FSA socially disadvantaged loans help women, minorities

2012-06-29T13:40:00Z 2012-06-29T13:42:27Z FSA socially disadvantaged loans help women, minoritiesBy Barry Amundson, Reporter Tri State Neighbor
June 29, 2012 1:40 pm  • 

With women an increasing presence in agriculture, USDA Farm Service Agency (FSA) loan officer Mary Held had a lot to tell participants earlier this month at the third annual Ag Women’s Day event in Brookings, S.D.

Women make up about 30 percent of all farm operators in the U.S., with an average size of the operation at 210 acres, according to the most recent farm census. The numbers could be higher now.

Many programs offered by FSA are designed to help women and minorities buy and operate farms.

Beginning farmers also are included in many of the program offerings for the “socially disadvantaged,” with covered minorities including blacks, American Indians, Alaskan natives, Hispanics, Asian Americans and Pacific Islanders.

Sixty-two percent of loans made in South Dakota last year by the FSA were to socially disadvantaged or beginning farmers.

One new program just being introduced nationwide after pilot programs is a land contract guarantee program. This provides a new approach for landowners willing to sell and finance a land purchase to a beginning or socially disadvantaged farmer or rancher.

“In this program, FSA guarantees the payments to the seller,” Held said.

The guarantee provides an incentive to sell to individuals in these groups as it reduces the financial risk to the seller if a buyer defaults on contract payments.

In addition to the more well-known FSA operating, real estate and disaster programs, Held talked about a program for rural youths and one for farm storage facilities becoming more popular.
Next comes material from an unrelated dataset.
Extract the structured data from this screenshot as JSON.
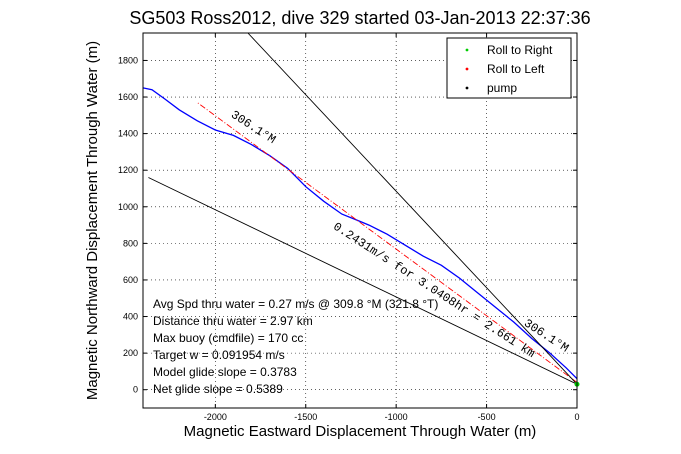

The rural youth loan program helps finance income-producing ag-related projects for rural youths ages 10 to 20 participating in a 4-H, FFA or similar organization. “It’s a great program for kids who want to get into a 4-H or FFA project,” she said.

In Brookings County, Held said, 20 to 25 such loans are in place with youths who have “some great projects.”

“The loan is in the kids’ name, and when they put it in their name, it’s amazing how much more interested they become,” she said. The loan maximum is $5,000.

Youths sometimes get a one-year operating loan to buy feeder cattle or a term loan to buy breeding stock, she said. “It’s just a wonderful program,” she said.

The farm storage facility loans have become popular in the past six to seven years because of increasing commodity prices. The loans provide low-interest financing to producers to build or upgrade farm storage and handling facilities such as grain bins or hay sheds.

Held said she gets asked whether FSA competes with commercial credit operations, but she said they often work with banks and other lending operations.

For example, in a 40-year farm ownership program for socially disadvantaged or beginning farmers, there’s a 5 percent down payment with 45 percent of the loan at 1.5 percent interest, with the rest coming from a bank.

With a maximum of $300,000 on many of the loans, Held said many wonder how far that can go because of the high price of land.

“That’s where the down payment or the participating bank help,” she said.

Beginning farmers and ranchers eligible for the program are required not to have operated a farm or ranch for more than 10 years and must participate substantially in the operation.

A new website is offering help to beginning farmers. It’s called start2farm.gov. It includes links to training, financing, technical assistance and other support services specifically for beginning farmers and ranchers.

FSA outreach program official Gail Gullickson talked about a discrimination program claims process starting this summer for farmers and ranchers who allege discrimination based on being female or Hispanic in making or servicing farm loans during certain periods between 1981 and 2000.

To register their name or receive a claims packet, farmers and ranchers can call the Farmer and Rancher Call Center at 888-508-4429 or access www.farmerclaims.gov.

Gullickson also said a new outreach tool is available to try to reach underserved farmers and ranchers not currently enrolled in USDA loan, farm or conservation programs. They can join the USDA Minority Farm Register to receive information and opportunities from USDA agencies. Registration forms are available on the FAS website at www.fsa.usda.gov.

Held said existing program participants can contact their local offices for new email and text alerts about FSA programs to help the agency handle budget constraints as far as sending out newsletters. FSA is trying new, more high-tech ways to keep producers informed.

She also noted that nominations for local FSA “county committees” are open through Aug. 1.

She pointed to a couple of women who were on the committees in Brookings and Lake counties in South Dakota and urged others to get involved to help monitor programs and provide input.